Dr. Ganti’s expertise is in harnessing the power of data to solve clinical problems such as hospital re-admissions, practice inconsistencies, delays in hospital discharges, suboptimal emergency department throughput, low patient satisfaction scores, and lack of community awareness of medical emergencies. By approaching the operational issue from a scholarly perspective, her work is published, and thus affords better buy in from stakeholders. Throughout her career, Dr. Ganti continually paired her boots on the ground work experience with formal training. A few years after teaching herself how to data mine clinical information, she obtained a Masters in Clinical and Translational Research from the Mayo Graduate School. As her research became central to improving operational inefficiencies in the healthcare systems where she worked, she was sponsored to undertake the executive MBA at the Kellogg School of Management.
Dr. Ganti has a track record of leadership. She was the first Professor of Emergency Medicine at the Mayo Clinic College of Medicine, a charter member of the Mayo Clinic Center for Translational Science, and the inaugural Chair for the Division of Emergency Medicine Research, which she founded. Under her leadership, research productivity soared by 420%, and at one time, her research group showcased the maximum number of research presentations (3 out of only 8 oral and 17 out of 400 posters) at the ACEP Scientific Assembly.

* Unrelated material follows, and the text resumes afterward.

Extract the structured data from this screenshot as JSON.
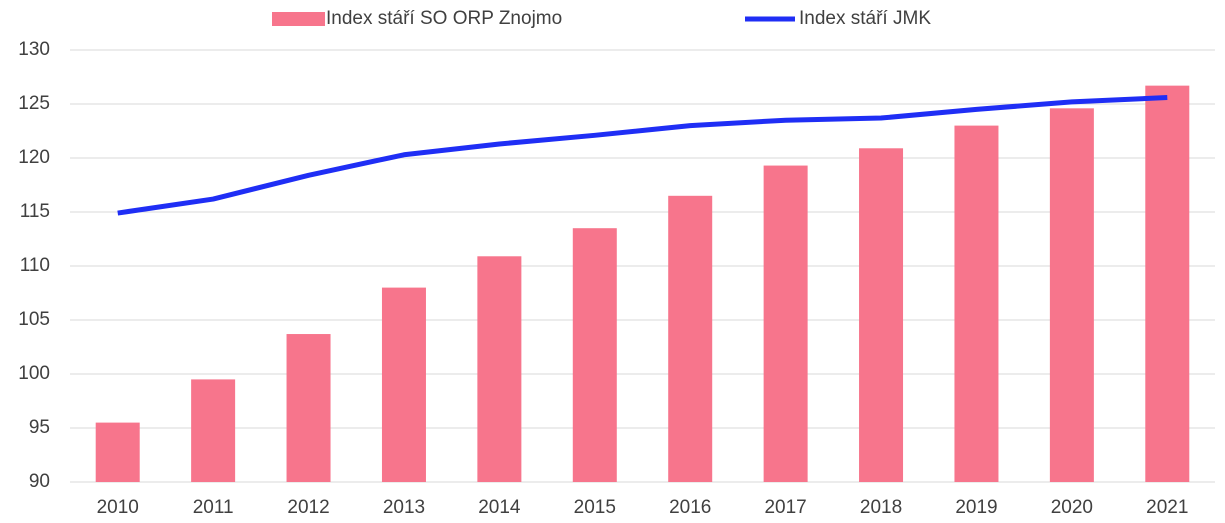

Her contributions to developing research enterprises have been recognized by the Mayo Clinic Lifetime Achievement Award for Outstanding Contributions in EM Research, and the Toral Family Foundation Endowed Professorship in Traumatic Brain injury.
Dr. Ganti is also a gifted teacher, as evidenced by her many teaching awards. She is the author of numerous books, including the First Aid Clerkship series, which are the num
ber one best sellers amongst medical students. Indeed, one of the talks she frequently is invited to give is titled: “Get Published Now!”

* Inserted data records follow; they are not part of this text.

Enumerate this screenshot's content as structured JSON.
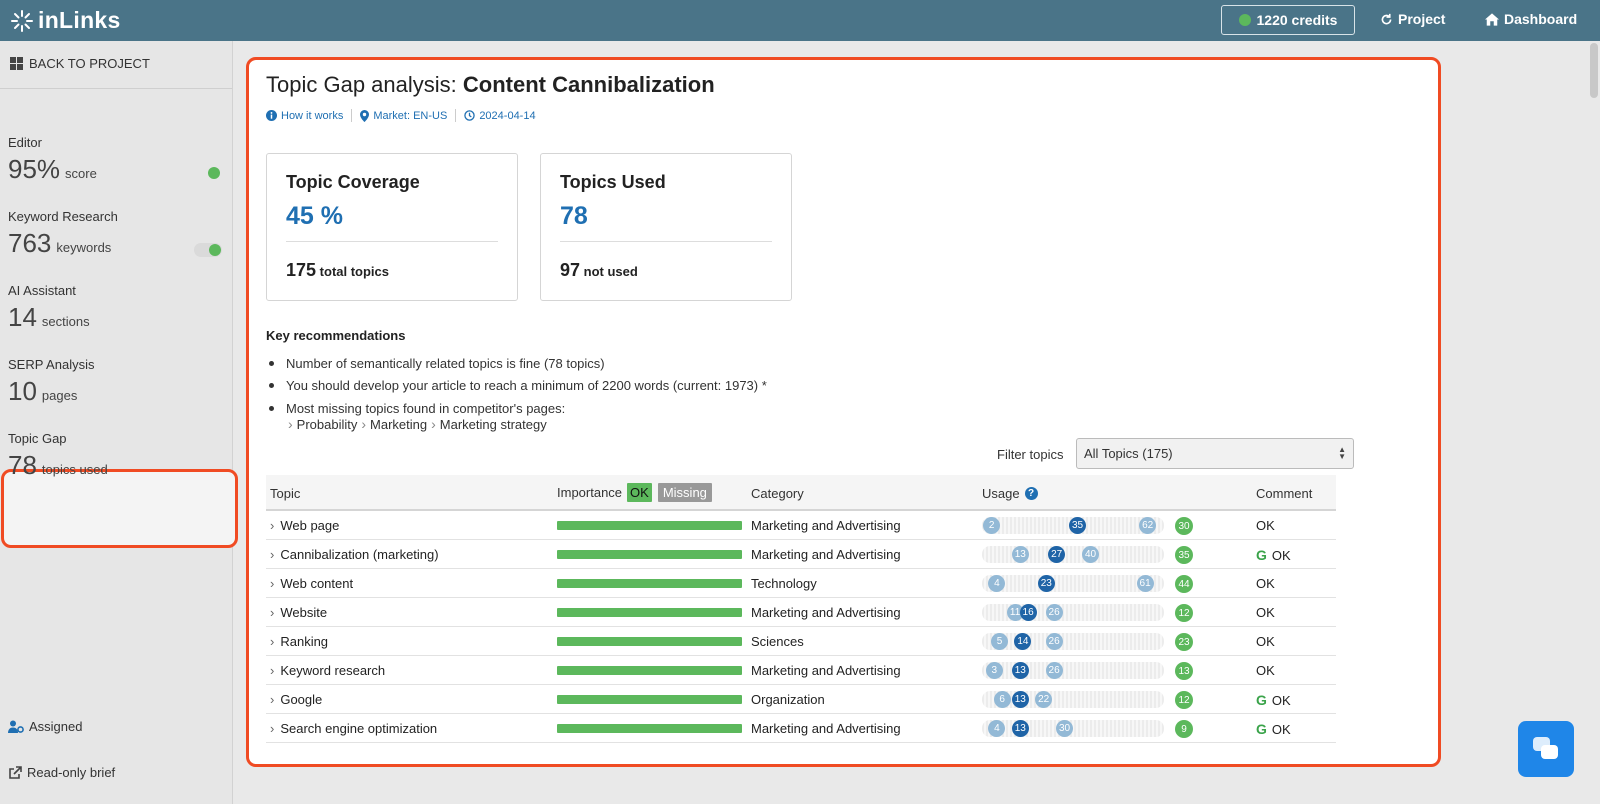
{
  "app": {
    "brand": "inLinks"
  },
  "topbar": {
    "credits": "1220 credits",
    "project": "Project",
    "dashboard": "Dashboard"
  },
  "sidebar": {
    "back": "BACK TO PROJECT",
    "items": [
      {
        "label": "Editor",
        "value": "95%",
        "unit": "score",
        "indicator": "dot"
      },
      {
        "label": "Keyword Research",
        "value": "763",
        "unit": "keywords",
        "indicator": "toggle"
      },
      {
        "label": "AI Assistant",
        "value": "14",
        "unit": "sections"
      },
      {
        "label": "SERP Analysis",
        "value": "10",
        "unit": "pages"
      },
      {
        "label": "Topic Gap",
        "value": "78",
        "unit": "topics used",
        "active": true
      }
    ],
    "assigned": "Assigned",
    "readonly": "Read-only brief"
  },
  "header": {
    "title_prefix": "Topic Gap analysis: ",
    "title_main": "Content Cannibalization",
    "how": "How it works",
    "market": "Market: EN-US",
    "date": "2024-04-14"
  },
  "cards": {
    "coverage": {
      "title": "Topic Coverage",
      "value": "45 %",
      "foot_num": "175",
      "foot_txt": "total topics"
    },
    "used": {
      "title": "Topics Used",
      "value": "78",
      "foot_num": "97",
      "foot_txt": "not used"
    }
  },
  "recommendations": {
    "title": "Key recommendations",
    "items": [
      "Number of semantically related topics is fine (78 topics)",
      "You should develop your article to reach a minimum of 2200 words (current: 1973) *",
      "Most missing topics found in competitor's pages:"
    ],
    "crumbs": [
      "Probability",
      "Marketing",
      "Marketing strategy"
    ]
  },
  "filter": {
    "label": "Filter topics",
    "selected": "All Topics (175)"
  },
  "table": {
    "headers": {
      "topic": "Topic",
      "importance": "Importance",
      "ok": "OK",
      "missing": "Missing",
      "category": "Category",
      "usage": "Usage",
      "comment": "Comment"
    },
    "rows": [
      {
        "topic": "Web page",
        "category": "Marketing and Advertising",
        "u1": "2",
        "u2": "35",
        "u3": "62",
        "count": "30",
        "comment": "OK",
        "google": false
      },
      {
        "topic": "Cannibalization (marketing)",
        "category": "Marketing and Advertising",
        "u1": "13",
        "u2": "27",
        "u3": "40",
        "count": "35",
        "comment": "OK",
        "google": true
      },
      {
        "topic": "Web content",
        "category": "Technology",
        "u1": "4",
        "u2": "23",
        "u3": "61",
        "count": "44",
        "comment": "OK",
        "google": false
      },
      {
        "topic": "Website",
        "category": "Marketing and Advertising",
        "u1": "11",
        "u2": "16",
        "u3": "26",
        "count": "12",
        "comment": "OK",
        "google": false
      },
      {
        "topic": "Ranking",
        "category": "Sciences",
        "u1": "5",
        "u2": "14",
        "u3": "26",
        "count": "23",
        "comment": "OK",
        "google": false
      },
      {
        "topic": "Keyword research",
        "category": "Marketing and Advertising",
        "u1": "3",
        "u2": "13",
        "u3": "26",
        "count": "13",
        "comment": "OK",
        "google": false
      },
      {
        "topic": "Google",
        "category": "Organization",
        "u1": "6",
        "u2": "13",
        "u3": "22",
        "count": "12",
        "comment": "OK",
        "google": true
      },
      {
        "topic": "Search engine optimization",
        "category": "Marketing and Advertising",
        "u1": "4",
        "u2": "13",
        "u3": "30",
        "count": "9",
        "comment": "OK",
        "google": true
      }
    ]
  },
  "colors": {
    "accent": "#1f6fb2",
    "success": "#5cb85c",
    "topbar": "#4a7488",
    "highlight": "#f04b23"
  }
}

Dr. Ganti has won over 18 national awards, including the EMRA Academic Excellence award, ACEP National Faculty Teaching award, AMA William Beaumont Award, the first EMRA Mentorship Award and was celebrated as one of ACEP's “Heroes in Emergency Medicine”. She won the AMA YPS Award for Community Service, for her work on stroke research, education, and outreach- a program she titled BEST for “Better Early Stroke Treatment.” Dr. Ganti was also honored as a Fulbright Scholar for her project “Strategy & Innovation in Clinical Research for the Global Health Era.” Most recently, she was bestowed the AMA Excellence in Leadership Award and the Women Physicians’ Section “Inspirational Physician Award,” for her work mentoring women physicians.